Performance is reported as AUC (area under the curve), where 1.0 is perfect and 0.5 is a coin-toss. In real-world external testing CARE reached a mean AUC of about 0.965 in tertiary hospitals, 0.983 in community hospitals, and 0.953 at health-screening centres. Crucially, its accuracy was similar to that of ophthalmologists, and it held up (AUC ~0.960 for referable diabetic retinopathy) on a non-Chinese dataset — a sign the model generalises beyond the population it was trained on.

Why "real-world" is the important part

Many AI studies use clean, hand-picked images that flatter the algorithm. This study deliberately used photos prospectively gathered from the exact settings — community clinics and screening centres — where the tool would actually be used, often captured by non-specialist staff. CARE also runs at low computational cost (it can work on a laptop, offline), which makes screening feasible in remote areas with limited equipment.

The honest limits

The authors are clear-eyed about the caveats: CARE covers 14 conditions, so rarer or very subtle pathologies can be missed; accuracy dipped somewhat on an unfamiliar camera type; and it is a screening aid, not a diagnosis — in the study, final reports were always confirmed by ophthalmologists. Think of it as a fast, scalable first check that decides who needs a closer look.

Why it matters for you

This is oculomics in action: a quick, non-invasive retinal scan, read by validated AI, surfacing eye and systemic-disease signs early. It's the evidence base behind the Airdoc screening CityMedic brings to clinics and communities across Malaysia.

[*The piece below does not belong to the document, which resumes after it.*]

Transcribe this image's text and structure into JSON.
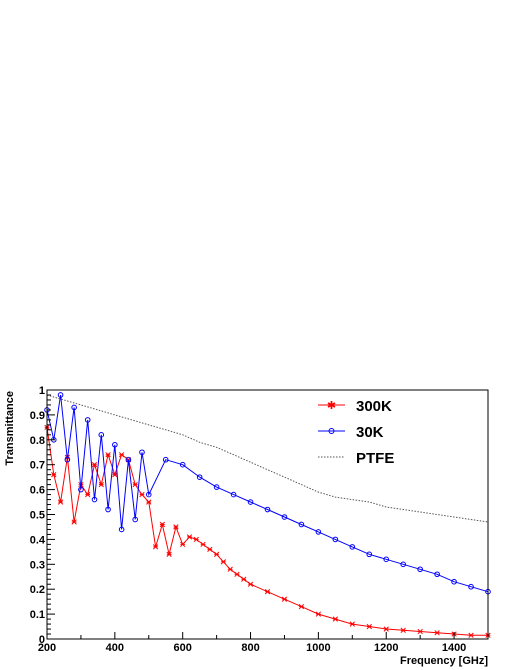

Source: Lin D, Xiong J, Liu C, et al. Application of Comprehensive Artificial intelligence Retinal Expert (CARE) system: a national real-world evidence study. The Lancet Digital Health 2021; 3(8): e486–e495. Read the open-access paper. This article is an educational summary, not medical advice.

Frequently asked questions

What is the Airdoc CARE system?

CARE (Comprehensive AI Retinal Expert) is a single deep-learning model that identifies 14 common retinal abnormalities — plus a normal result — from one colour fundus (retinal) photograph.

How accurate was it in the Lancet study?

In real-world external testing, CARE reached mean AUCs of about 0.965 in tertiary hospitals, 0.983 in community hospitals and 0.953 at physical-examination centres (an AUC of 1.0 is perfect). Its performance was similar to that of ophthalmologists.

Does the AI replace an eye doctor?

No. It is a screening aid that flags abnormalities quickly and at scale; diagnosis and treatment decisions still rest with qualified clinicians, and final reports in the study were confirmed by ophthalmologists.

Was it tested outside China?

Yes. CARE retained strong performance on a non-Chinese dataset (mostly Hispanic, plus Black, White and Asian patients), and on images from a previously-unused camera type.